As a prep, Reese played football for Oak Grove High School in San Jose, CA. He was touted as one of the Top 5 linebackers in the nation and one of the Top 50 football players nationally by various publications. The media exposure helped propagate Reese to be recruited by many Division I schools.
"Being a top linebacker in high school helped me a lot," said Reese. "Just the fact that I was publicized so highly allowed me a variety of choices. It also attracted UCLA." Coincidentally, UCLA was Reese's top choice, as well as his favorite school since he was young. "I always liked UCLA as a little kid," said Reese. "I used to always watch them play, and I knew this is where I wanted to go."
Once at UCLA, the adjustment for Reese went smoothly. He played as a true freshman and saw action in all 11 games, recording 37 tackles on the season. The realization, though, was that Reese would not appear as a starter but as a key reserve. "The shift from high school to UCLA is definitely a transition, but it's not that different from being a freshman in high school to be being a freshman in college," said Reese. "I had to realize that I'm now the little man, and I need to build my way up."
Reese continued this attitude during his sophomore and junior seasons and turned in stellar performances as a key reserve. As a true sophomore, he recorded 34 tackles and led the Bruins with four quarterback sacks. As a true junior, he recorded 34 tackles and had two memorable punt blocks in wins against Washington and California.
From his previous seasons, Reese demonstrated his ability and versatility to play all three linebacker positions. Now, entering his senior year, he is the most experienced among the Bruin linebackers and is a starter in the middle of the Bruin defense. Reese, however, is not quick to forget the former teammates that helped shape him. "I was blessed to have Robert Thomas in front of me," said Reese. "He really taught me a lot.
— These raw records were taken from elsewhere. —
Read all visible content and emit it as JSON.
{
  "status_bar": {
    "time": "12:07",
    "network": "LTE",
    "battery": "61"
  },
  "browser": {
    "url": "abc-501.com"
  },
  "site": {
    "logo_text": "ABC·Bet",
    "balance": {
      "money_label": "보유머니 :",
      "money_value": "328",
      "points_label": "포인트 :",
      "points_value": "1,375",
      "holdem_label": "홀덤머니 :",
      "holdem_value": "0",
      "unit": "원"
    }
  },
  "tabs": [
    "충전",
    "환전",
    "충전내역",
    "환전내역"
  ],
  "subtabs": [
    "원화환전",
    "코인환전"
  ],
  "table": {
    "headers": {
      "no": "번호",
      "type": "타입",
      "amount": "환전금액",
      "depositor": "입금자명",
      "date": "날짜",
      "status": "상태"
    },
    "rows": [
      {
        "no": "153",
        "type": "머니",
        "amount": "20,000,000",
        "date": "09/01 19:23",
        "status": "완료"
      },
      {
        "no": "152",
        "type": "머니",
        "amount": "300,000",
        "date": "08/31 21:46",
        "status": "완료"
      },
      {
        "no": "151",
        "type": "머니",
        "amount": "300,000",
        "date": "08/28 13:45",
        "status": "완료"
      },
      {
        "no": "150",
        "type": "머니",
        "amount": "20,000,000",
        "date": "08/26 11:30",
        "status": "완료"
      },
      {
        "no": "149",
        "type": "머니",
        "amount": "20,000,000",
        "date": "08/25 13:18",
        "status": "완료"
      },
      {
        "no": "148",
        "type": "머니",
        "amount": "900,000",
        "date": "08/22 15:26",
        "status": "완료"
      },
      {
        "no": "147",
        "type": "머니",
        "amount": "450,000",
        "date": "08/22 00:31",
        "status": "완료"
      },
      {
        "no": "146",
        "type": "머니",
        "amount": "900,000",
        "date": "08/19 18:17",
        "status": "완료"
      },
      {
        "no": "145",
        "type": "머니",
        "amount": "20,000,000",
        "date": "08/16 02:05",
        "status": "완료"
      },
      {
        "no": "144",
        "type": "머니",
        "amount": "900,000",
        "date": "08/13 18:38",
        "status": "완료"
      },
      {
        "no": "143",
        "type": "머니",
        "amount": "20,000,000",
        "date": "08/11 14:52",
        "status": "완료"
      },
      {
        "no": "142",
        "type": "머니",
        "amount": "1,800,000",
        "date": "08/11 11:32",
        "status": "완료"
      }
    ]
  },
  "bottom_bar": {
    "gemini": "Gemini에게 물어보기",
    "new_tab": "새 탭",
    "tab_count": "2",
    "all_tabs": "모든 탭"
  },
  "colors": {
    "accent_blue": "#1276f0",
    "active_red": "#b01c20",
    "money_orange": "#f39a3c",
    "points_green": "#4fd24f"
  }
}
I'm not going lie; I want to put up numbers like his."
Reese strives to improve his personal attributes and differentiate himself among other linebackers. "I've made many improvements up to this point," said Reese. "I've improved my speed and agility, and I understand the defense a lot more than my previous years. I try to follow my own style for our speed-type defense. I try to play fast with an active mind."
With a better understanding of the game gained through experience on the field, his roles have altered to include leadership. "I don't feel much pressure," said Reese. "I just need to continue from last year. Only this time, I'm going to be on the field full-time. This year is about leadership. There are a lot of linebackers on our squad, and it's my time to be a leader as well as a playmaker. I need to dominate and carry out this defense."
A projection into this season, Reese commented, "Last year, we were on top, rated No. 1 in the Pac-10 in total defense, but this year, some fear for our defense. The truth is that we're young, but we're also very hungry."
Though aggressive on the field, Reese still exhibited humbleness when asked about his personal goals for the season. "I have many personal goals this season, but I want to hold them to myself. I don't want to reveal anything just yet, but know that you will see them for yourself."
Looking into the future, Reese aspires to be a top prospect in the NFL draft. "The NFL is one of my aspirations, but I still have a lot to fall back on. My education at UCLA is very important, and I still want to hold on to a degree."
As a sociology major, Reese enjoys his social welfare classes, which are pertinent toward his degree. "I enjoy learning about society and facing the reality of situations," said Reese. "UCLA's social welfare classes allow students to interact with the community for self-experience."
Reese was quick to note a very special influence in his life, his family. "My two older sisters, Kerri and Angela, are very supportive, my older brother Dwight encouraged me to play football, and my parents made sure I was responsible. They are the greatest influence in my life and partly the reason I chose to attend UCLA. I wanted to stay in California so I could still be close to them. They've all helped me in different aspects of my life."
Focusing on the season, Reese has no limit to his potential. He's poised for the start of the season, and he's managed to avoid the most detrimental obstacle in football, injury. "Avoiding injury is the key to a successful football season. I've always tried to stay healthy and get the treatment I needed."
The journey is near its end, but a new season is beginning. This season may be Reese's last with the Bruins, but this game against Colorado State also marks some firsts for him: his first start and his first cover.
"It feels great to be on the first program cover," said Reese. "There are many seniors on the team, and to be selected among them for the first game is simply an honor."